Ching M H, Kaur P, Karkaria C E, Steiner R F, Rosen B P
Department of Biochemistry, Wayne State University, School of Medicine, Detroit, Michigan 48201.
J Biol Chem. 1991 Feb 5;266(4):2327-32.
The ArsA protein, the catalytic component of the plasmid-encoded resistance system for removal of the toxic oxyanions arsenite, antimonite, and arsenate from bacterial cells, catalyzes oxyanion-stimulated ATP hydrolysis. Three lines of evidence suggest that the ArsA protein functions as a homodimer. First, the ArsA protein was modified with 5'-p-fluorosulfonyl-benzoyladenosine (FSBA). Antimonite potentiated FSBA inhibition, while ATP or ADP afforded partial protection. ATP and antimonite together provided complete protection, indicating interaction of the anion- and nucleotide-binding sites. The estimated Ki values for FSBA were 0.4 mM in the absence of antimonite and 0.1 mM in the presence of antimonite, suggesting that the binding of antimonite increased the affinity of ArsA protein for FSBA. Incorporation of [14C]FSBA was examined. Extrapolation of the amount of FSBA required to inactivate the protein indicated that 1 mol of FSBA was sufficient to inhibit the activity of 1 mol of ArsA protein in the absence of substrates, while only 0.5 mol was required in the presence of the anionic substrate antimonite. Second, chemical cross-linking of the 63-kDa ArsA protein with N-ethoxycarbonyl-2-ethoxy-1,2-dihydroquinoline resulted in formation of a species approximately twice the size of the monomer in the presence of antimonite but not ATP. Third, determination of the average mass of the ArsA protein in solution by light scattering demonstrated that the average species was 66 kDa in the absence of substrates. In the presence of antimonite the weight average molecular mass increased to a mass in excess of 100 kDa. These results are consistent with the ArsA protein existing in an equilibrium between monomer and dimer, with the equilibrium favoring dimerization upon binding of the anionic substrate. Moreover, total loss of ATPase activity in the half-modified enzyme suggests that the catalytic sites on each monomer must interact.

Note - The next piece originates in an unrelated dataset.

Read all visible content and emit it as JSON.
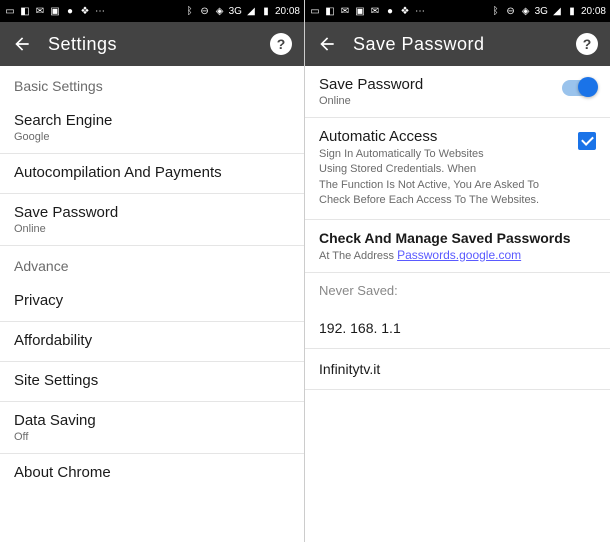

ArsA蛋白是质粒编码的抗性系统的催化成分,该系统用于从细菌细胞中去除有毒的氧阴离子亚砷酸盐、亚锑酸盐和砷酸盐,它催化氧阴离子刺激的ATP水解。有三条证据表明ArsA蛋白以同型二聚体的形式发挥作用。首先,用5'-对氟磺酰基苯甲酰腺苷(FSBA)修饰ArsA蛋白。亚锑酸盐增强了FSBA的抑制作用,而ATP或ADP提供了部分保护。ATP和亚锑酸盐共同提供了完全保护,表明阴离子结合位点和核苷酸结合位点之间存在相互作用。在不存在亚锑酸盐的情况下,FSBA的估计Ki值为0.4 mM,在存在亚锑酸盐的情况下为0.1 mM,这表明亚锑酸盐的结合增加了ArsA蛋白对FSBA的亲和力。检测了[14C]FSBA的掺入情况。外推使蛋白失活所需的FSBA量表明,在没有底物的情况下,1摩尔FSBA足以抑制1摩尔ArsA蛋白的活性,而在存在阴离子底物亚锑酸盐的情况下,仅需0.5摩尔。其次,63 kDa的ArsA蛋白与N-乙氧基羰基-2-乙氧基-1,2-二氢喹啉进行化学交联,在存在亚锑酸盐而不是ATP的情况下,形成了一种大小约为单体两倍的物质。第三,通过光散射测定溶液中ArsA蛋白的平均质量,结果表明在没有底物的情况下,平均物质为66 kDa。在存在亚锑酸盐的情况下,重均分子量增加到超过100 kDa。这些结果与ArsA蛋白以单体和二聚体之间的平衡形式存在一致,该平衡在阴离子底物结合时有利于二聚化。此外,半修饰酶中ATPase活性的完全丧失表明每个单体上的催化位点必须相互作用。